The House FY23 budget invests in the human services workforce who provide services to our most vulnerable, including $230 million for Chapter 257 rates for health and human service workers, $40 million to continue higher rate add-ons and ensure a smaller wage cliff between FY22 and FY23 for home health aides and homemakers, and $1 million for the Nursing and Allied Health Workforce Development program. Additional investments include funding for programming such as the Elder Mental Health Outreach Teams, the Safe and Successful Youth Initiative Expansion, nine Elder Supportive Housing Sites, and the SHINE Program. The budget fully funds Transitional Aid to Families with Dependent Children at $343 million, as well as Emergency Aid to the Elderly, Disabled and Children at $137 million.

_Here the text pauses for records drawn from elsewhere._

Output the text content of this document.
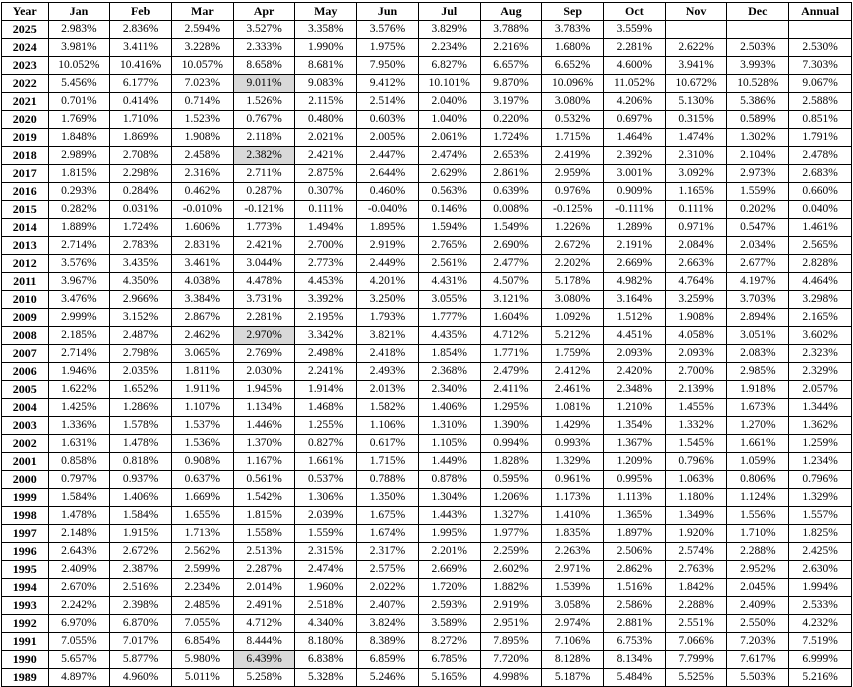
Year	Jan	Feb	Mar	Apr	May	Jun	Jul	Aug	Sep	Oct	Nov	Dec	Annual
2025	2.983%	2.836%	2.594%	3.527%	3.358%	3.576%	3.829%	3.788%	3.783%	3.559%			
2024	3.981%	3.411%	3.228%	2.333%	1.990%	1.975%	2.234%	2.216%	1.680%	2.281%	2.622%	2.503%	2.530%
2023	10.052%	10.416%	10.057%	8.658%	8.681%	7.950%	6.827%	6.657%	6.652%	4.600%	3.941%	3.993%	7.303%
2022	5.456%	6.177%	7.023%	9.011%	9.083%	9.412%	10.101%	9.870%	10.096%	11.052%	10.672%	10.528%	9.067%
2021	0.701%	0.414%	0.714%	1.526%	2.115%	2.514%	2.040%	3.197%	3.080%	4.206%	5.130%	5.386%	2.588%
2020	1.769%	1.710%	1.523%	0.767%	0.480%	0.603%	1.040%	0.220%	0.532%	0.697%	0.315%	0.589%	0.851%
2019	1.848%	1.869%	1.908%	2.118%	2.021%	2.005%	2.061%	1.724%	1.715%	1.464%	1.474%	1.302%	1.791%
2018	2.989%	2.708%	2.458%	2.382%	2.421%	2.447%	2.474%	2.653%	2.419%	2.392%	2.310%	2.104%	2.478%
2017	1.815%	2.298%	2.316%	2.711%	2.875%	2.644%	2.629%	2.861%	2.959%	3.001%	3.092%	2.973%	2.683%
2016	0.293%	0.284%	0.462%	0.287%	0.307%	0.460%	0.563%	0.639%	0.976%	0.909%	1.165%	1.559%	0.660%
2015	0.282%	0.031%	-0.010%	-0.121%	0.111%	-0.040%	0.146%	0.008%	-0.125%	-0.111%	0.111%	0.202%	0.040%
2014	1.889%	1.724%	1.606%	1.773%	1.494%	1.895%	1.594%	1.549%	1.226%	1.289%	0.971%	0.547%	1.461%
2013	2.714%	2.783%	2.831%	2.421%	2.700%	2.919%	2.765%	2.690%	2.672%	2.191%	2.084%	2.034%	2.565%
2012	3.576%	3.435%	3.461%	3.044%	2.773%	2.449%	2.561%	2.477%	2.202%	2.669%	2.663%	2.677%	2.828%
2011	3.967%	4.350%	4.038%	4.478%	4.453%	4.201%	4.431%	4.507%	5.178%	4.982%	4.764%	4.197%	4.464%
2010	3.476%	2.966%	3.384%	3.731%	3.392%	3.250%	3.055%	3.121%	3.080%	3.164%	3.259%	3.703%	3.298%
2009	2.999%	3.152%	2.867%	2.281%	2.195%	1.793%	1.777%	1.604%	1.092%	1.512%	1.908%	2.894%	2.165%
2008	2.185%	2.487%	2.462%	2.970%	3.342%	3.821%	4.435%	4.712%	5.212%	4.451%	4.058%	3.051%	3.602%
2007	2.714%	2.798%	3.065%	2.769%	2.498%	2.418%	1.854%	1.771%	1.759%	2.093%	2.093%	2.083%	2.323%
2006	1.946%	2.035%	1.811%	2.030%	2.241%	2.493%	2.368%	2.479%	2.412%	2.420%	2.700%	2.985%	2.329%
2005	1.622%	1.652%	1.911%	1.945%	1.914%	2.013%	2.340%	2.411%	2.461%	2.348%	2.139%	1.918%	2.057%
2004	1.425%	1.286%	1.107%	1.134%	1.468%	1.582%	1.406%	1.295%	1.081%	1.210%	1.455%	1.673%	1.344%
2003	1.336%	1.578%	1.537%	1.446%	1.255%	1.106%	1.310%	1.390%	1.429%	1.354%	1.332%	1.270%	1.362%
2002	1.631%	1.478%	1.536%	1.370%	0.827%	0.617%	1.105%	0.994%	0.993%	1.367%	1.545%	1.661%	1.259%
2001	0.858%	0.818%	0.908%	1.167%	1.661%	1.715%	1.449%	1.828%	1.329%	1.209%	0.796%	1.059%	1.234%
2000	0.797%	0.937%	0.637%	0.561%	0.537%	0.788%	0.878%	0.595%	0.961%	0.995%	1.063%	0.806%	0.796%
1999	1.584%	1.406%	1.669%	1.542%	1.306%	1.350%	1.304%	1.206%	1.173%	1.113%	1.180%	1.124%	1.329%
1998	1.478%	1.584%	1.655%	1.815%	2.039%	1.675%	1.443%	1.327%	1.410%	1.365%	1.349%	1.556%	1.557%
1997	2.148%	1.915%	1.713%	1.558%	1.559%	1.674%	1.995%	1.977%	1.835%	1.897%	1.920%	1.710%	1.825%
1996	2.643%	2.672%	2.562%	2.513%	2.315%	2.317%	2.201%	2.259%	2.263%	2.506%	2.574%	2.288%	2.425%
1995	2.409%	2.387%	2.599%	2.287%	2.474%	2.575%	2.669%	2.602%	2.971%	2.862%	2.763%	2.952%	2.630%
1994	2.670%	2.516%	2.234%	2.014%	1.960%	2.022%	1.720%	1.882%	1.539%	1.516%	1.842%	2.045%	1.994%
1993	2.242%	2.398%	2.485%	2.491%	2.518%	2.407%	2.593%	2.919%	3.058%	2.586%	2.288%	2.409%	2.533%
1992	6.970%	6.870%	7.055%	4.712%	4.340%	3.824%	3.589%	2.951%	2.974%	2.881%	2.551%	2.550%	4.232%
1991	7.055%	7.017%	6.854%	8.444%	8.180%	8.389%	8.272%	7.895%	7.106%	6.753%	7.066%	7.203%	7.519%
1990	5.657%	5.877%	5.980%	6.439%	6.838%	6.859%	6.785%	7.720%	8.128%	8.134%	7.799%	7.617%	6.999%
1989	4.897%	4.960%	5.011%	5.258%	5.328%	5.246%	5.165%	4.998%	5.187%	5.484%	5.525%	5.503%	5.216%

The House budget reflects the commitment to supporting health and behavioral health needs across the Commonwealth. Investments include:

  • $10 million to expand emergency diversion boarding programs within the Department of Mental Health;
  • $188.6 million for the Bureau of Substance Addiction Services;
  • $12.5 million for behavioral health supports; and
  • $48.3 million for early intervention services, with dedicated funding to help its workforce recover from the pandemic.

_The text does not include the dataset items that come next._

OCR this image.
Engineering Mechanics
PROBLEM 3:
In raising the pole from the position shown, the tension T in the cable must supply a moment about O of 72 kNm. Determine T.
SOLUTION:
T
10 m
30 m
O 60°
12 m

The House FY23 budget includes funding for housing and homelessness prevention, investing $150 million for the Massachusetts Rental Voucher Program (MRVP), $140 million for Residential Assistance for Families in Transition (RAFT), $100 million for homeless individuals, $92 million for housing authority subsidies, and $59.4 million for HomeBASE.

The budget also continues the House’s focus on environmental and climate protection by investing $349.7 million for environmental services, which include funding increases for state parks, environmental protection, and fisheries and wildlife. Additional measures include promoting electric vehicles and funding for environmental justice and climate adaptation and preparedness.

Speaker Mariano and the House Ways & Means Committee introduced their FY23 budget on April 13, following a review of the Governor’s proposal and a series of budget hearings. After three days of debate and over a thousand proposed amendments, the budget passed the House of Representatives 155-0 and now goes to the Senate for their consideration.